Pappy's Smokehouse (often referred to as simply Pappy's) is a barbecue restaurant located in St. Louis, Missouri, United States.

It was started in 2008 by Mike Emerson, who previously worked at another barbecue restaurant called Super Smokers. The restaurant was named after Emerson's late brother, Jim.

Pappy's sells Memphis-style ribs, and ribs are barbecued without sauce. The ribs are dry-rubbed and cooked over applewood and cherrywood for four hours; customers can add a variety of barbecue sauces in squeeze bottles when they eat. The restaurant sells tons of ribs daily. It is noted to have long lines and the restaurant closes when the ribs run out.
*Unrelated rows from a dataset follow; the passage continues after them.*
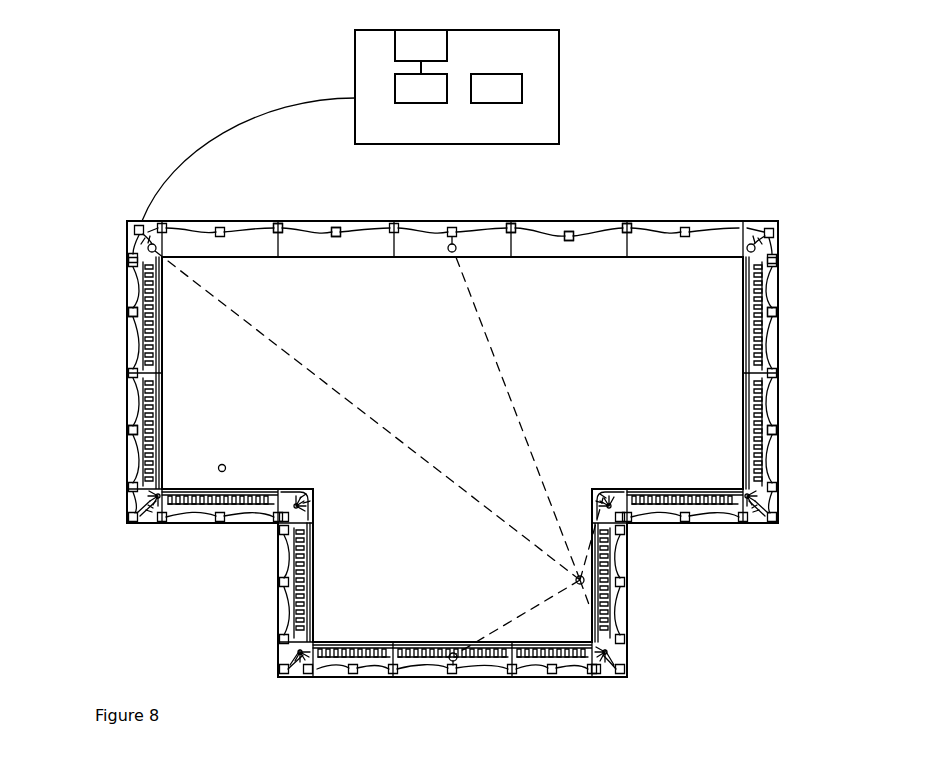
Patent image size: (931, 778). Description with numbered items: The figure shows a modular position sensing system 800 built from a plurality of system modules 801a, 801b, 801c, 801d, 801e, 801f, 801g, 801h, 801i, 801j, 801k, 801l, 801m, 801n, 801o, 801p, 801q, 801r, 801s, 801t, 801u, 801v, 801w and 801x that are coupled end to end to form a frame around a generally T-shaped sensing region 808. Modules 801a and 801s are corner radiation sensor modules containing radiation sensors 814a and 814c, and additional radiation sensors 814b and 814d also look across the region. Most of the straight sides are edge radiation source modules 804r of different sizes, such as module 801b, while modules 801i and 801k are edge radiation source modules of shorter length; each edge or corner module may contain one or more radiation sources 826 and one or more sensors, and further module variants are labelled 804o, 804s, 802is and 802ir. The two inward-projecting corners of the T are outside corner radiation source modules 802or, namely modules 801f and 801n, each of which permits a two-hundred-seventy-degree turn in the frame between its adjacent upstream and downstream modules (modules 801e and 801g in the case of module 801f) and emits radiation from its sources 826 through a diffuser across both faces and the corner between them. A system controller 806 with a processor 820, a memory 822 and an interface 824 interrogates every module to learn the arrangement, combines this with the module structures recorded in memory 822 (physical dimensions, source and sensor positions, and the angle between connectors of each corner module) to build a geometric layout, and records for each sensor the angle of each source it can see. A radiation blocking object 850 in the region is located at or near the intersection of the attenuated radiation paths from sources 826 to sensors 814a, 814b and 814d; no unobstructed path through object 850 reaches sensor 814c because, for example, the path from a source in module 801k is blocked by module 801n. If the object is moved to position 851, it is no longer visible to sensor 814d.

The modular position sensing system 800 is at (170, 122).
The corner radiation sensor module 801a is at (139, 232).
The edge radiation source module 801b is at (133, 288).
The system module 801c is at (133, 395).
The system module 801d is at (130, 512).
The system module 801e is at (183, 525).
The outside corner radiation source module 801f is at (292, 490).
The system module 801g is at (280, 580).
The system module 801h is at (292, 680).
The edge radiation source module 801i is at (350, 680).
The system module 801j is at (437, 680).
The edge radiation source module 801k is at (545, 680).
The system module 801l is at (608, 680).
The system module 801m is at (628, 600).
The outside corner radiation source module 801n is at (603, 492).
The system module 801o is at (685, 525).
The system module 801p is at (778, 510).
The system module 801q is at (778, 462).
The system module 801r is at (778, 350).
The corner radiation sensor module 801s is at (778, 240).
The system module 801t is at (690, 221).
The system module 801u is at (585, 221).
The system module 801v is at (428, 221).
The system module 801w is at (345, 221).
The system module 801x is at (243, 221).
The inner straight corner connector 802is is at (130, 245).
The inner right corner connector 802ir is at (135, 525).
The outside corner radiation source module 802or is at (317, 508).
The sensor unit (occupancy) 804o is at (262, 221).
The edge radiation source module 804r is at (130, 330).
The sensor unit 804s is at (472, 221).
The system controller 806 is at (473, 134).
The sensing region 808 is at (622, 360).
The radiation sensor 814a is at (163, 250).
The radiation sensor 814b is at (452, 252).
The radiation sensor 814c is at (748, 252).
The radiation sensor 814d is at (452, 652).
The processor 820 is at (436, 98).
The memory 822 is at (512, 98).
The interface 824 is at (436, 54).
The radiation source 826 is at (155, 416).
The radiation blocking object 850 is at (575, 580).
The position 851 is at (225, 466).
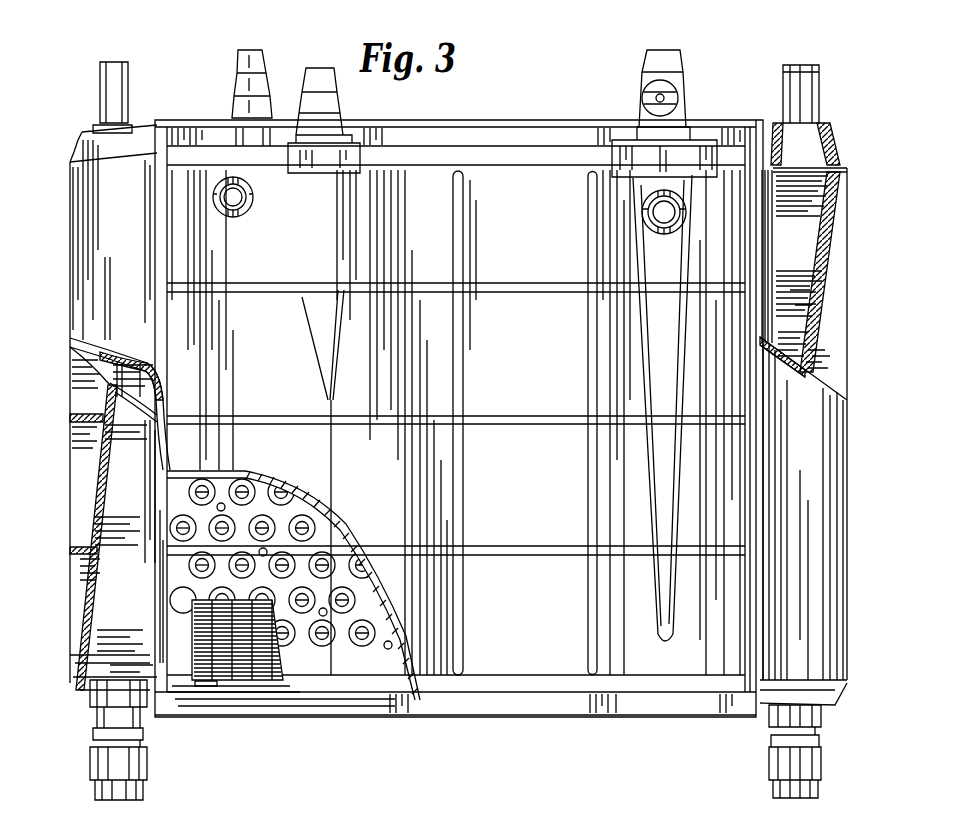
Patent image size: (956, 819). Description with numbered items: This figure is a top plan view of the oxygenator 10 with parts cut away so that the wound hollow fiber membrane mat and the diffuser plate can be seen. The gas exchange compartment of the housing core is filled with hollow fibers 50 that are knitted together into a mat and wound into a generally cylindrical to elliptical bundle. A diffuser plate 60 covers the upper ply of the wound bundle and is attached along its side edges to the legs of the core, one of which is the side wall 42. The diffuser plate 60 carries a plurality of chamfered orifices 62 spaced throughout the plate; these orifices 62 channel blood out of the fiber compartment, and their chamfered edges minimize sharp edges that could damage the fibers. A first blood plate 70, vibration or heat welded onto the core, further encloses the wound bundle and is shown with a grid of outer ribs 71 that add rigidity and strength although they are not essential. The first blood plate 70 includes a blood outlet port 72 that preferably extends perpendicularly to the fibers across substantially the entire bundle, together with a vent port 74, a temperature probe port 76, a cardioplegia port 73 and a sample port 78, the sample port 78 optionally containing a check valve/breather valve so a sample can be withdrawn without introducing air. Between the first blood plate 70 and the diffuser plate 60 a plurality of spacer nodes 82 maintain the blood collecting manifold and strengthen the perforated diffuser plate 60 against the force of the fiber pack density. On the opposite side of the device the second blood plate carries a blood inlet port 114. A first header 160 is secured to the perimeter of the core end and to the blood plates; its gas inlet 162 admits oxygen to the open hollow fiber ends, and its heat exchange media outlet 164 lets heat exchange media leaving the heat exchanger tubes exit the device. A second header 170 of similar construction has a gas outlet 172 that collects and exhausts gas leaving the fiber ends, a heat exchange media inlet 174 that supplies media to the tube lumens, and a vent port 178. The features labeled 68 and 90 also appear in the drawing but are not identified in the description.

The oxygenator 10 is at (470, 105).
The first side wall 42 is at (283, 698).
The hollow fibers 50 is at (195, 672).
The diffuser plate 60 is at (397, 675).
The chamfered orifices 62 is at (325, 560).
The slot 68 is at (203, 688).
The first blood plate 70 is at (505, 337).
The outer ribs 71 is at (240, 292).
The blood outlet port 72 is at (647, 55).
The cardioplegia port 73 is at (326, 52).
The vent port 74 is at (250, 200).
The temperature probe port 76 is at (645, 216).
The sample port 78 is at (664, 98).
The spacer nodes 82 is at (263, 548).
The seal 90 is at (150, 660).
The blood inlet port 114 is at (252, 54).
The first header 160 is at (64, 276).
The gas inlet 162 is at (115, 62).
The heat exchange media outlet 164 is at (110, 802).
The second header 170 is at (855, 322).
The gas outlet 172 is at (783, 80).
The heat exchange media inlet 174 is at (780, 797).
The vent port 178 is at (838, 168).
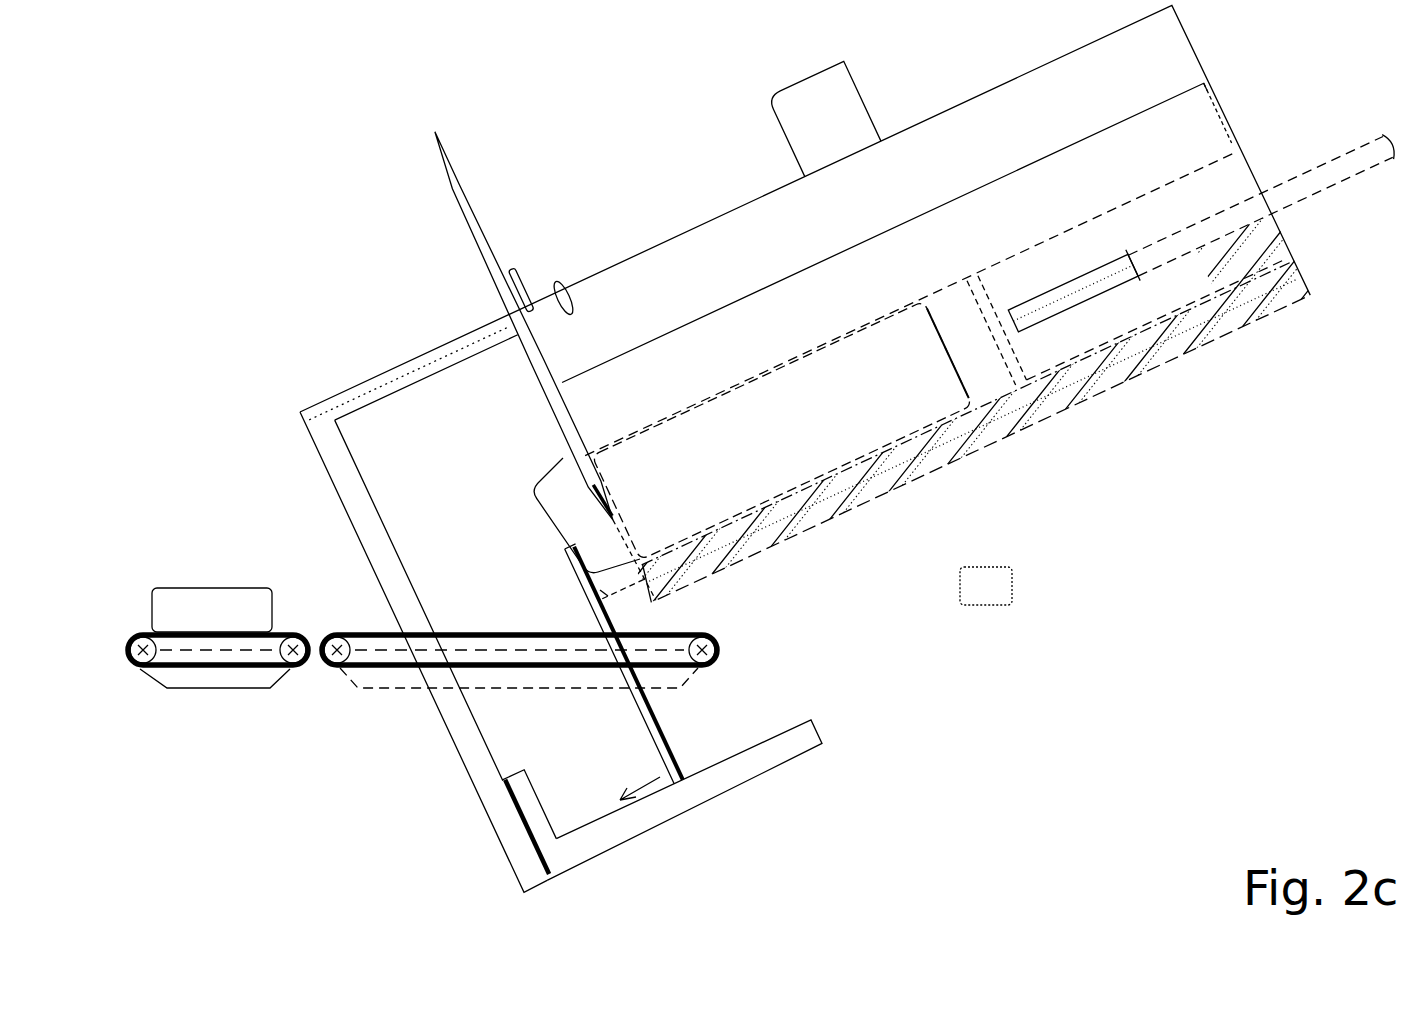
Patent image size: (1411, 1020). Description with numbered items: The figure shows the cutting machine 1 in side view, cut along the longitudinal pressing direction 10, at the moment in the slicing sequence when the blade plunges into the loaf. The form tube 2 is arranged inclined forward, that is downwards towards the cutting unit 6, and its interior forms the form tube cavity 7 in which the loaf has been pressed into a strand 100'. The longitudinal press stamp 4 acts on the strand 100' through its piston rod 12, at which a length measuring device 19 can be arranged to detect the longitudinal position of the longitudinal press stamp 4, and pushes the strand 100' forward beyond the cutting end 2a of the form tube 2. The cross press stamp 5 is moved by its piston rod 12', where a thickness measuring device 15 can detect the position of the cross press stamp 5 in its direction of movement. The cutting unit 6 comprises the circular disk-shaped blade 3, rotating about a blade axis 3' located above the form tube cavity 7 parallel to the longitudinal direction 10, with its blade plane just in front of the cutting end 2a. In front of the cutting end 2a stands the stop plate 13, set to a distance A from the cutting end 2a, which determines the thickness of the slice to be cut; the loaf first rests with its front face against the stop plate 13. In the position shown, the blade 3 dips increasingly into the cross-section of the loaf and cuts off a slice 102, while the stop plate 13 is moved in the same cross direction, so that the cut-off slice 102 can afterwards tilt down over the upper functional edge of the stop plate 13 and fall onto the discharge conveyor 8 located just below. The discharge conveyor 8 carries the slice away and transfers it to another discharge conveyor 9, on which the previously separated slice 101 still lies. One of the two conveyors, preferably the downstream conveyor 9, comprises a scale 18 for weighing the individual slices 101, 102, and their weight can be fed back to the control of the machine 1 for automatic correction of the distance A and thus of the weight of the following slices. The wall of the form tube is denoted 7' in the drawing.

The restaurant has received widespread media attention. The Food Network ranked it as #1 in its list of the best barbecue ribs in America. The ribs have been showcased on Steve Harvey in 2017. TripAdvisor ranked it as #10 among top barbecue restaurants in America in 2015. It is listed under Zagat’s “50 States, 50 Favorite Restaurants” in 2017. After being showcased on Man v. Food, the restaurant created a dish called “The Adam Bomb”.

Numerous celebrities have visited the restaurant, including Jimmy Kimmel, Willie Nelson, and Flavor Flav.

A second location exists in St. Peters, Missouri.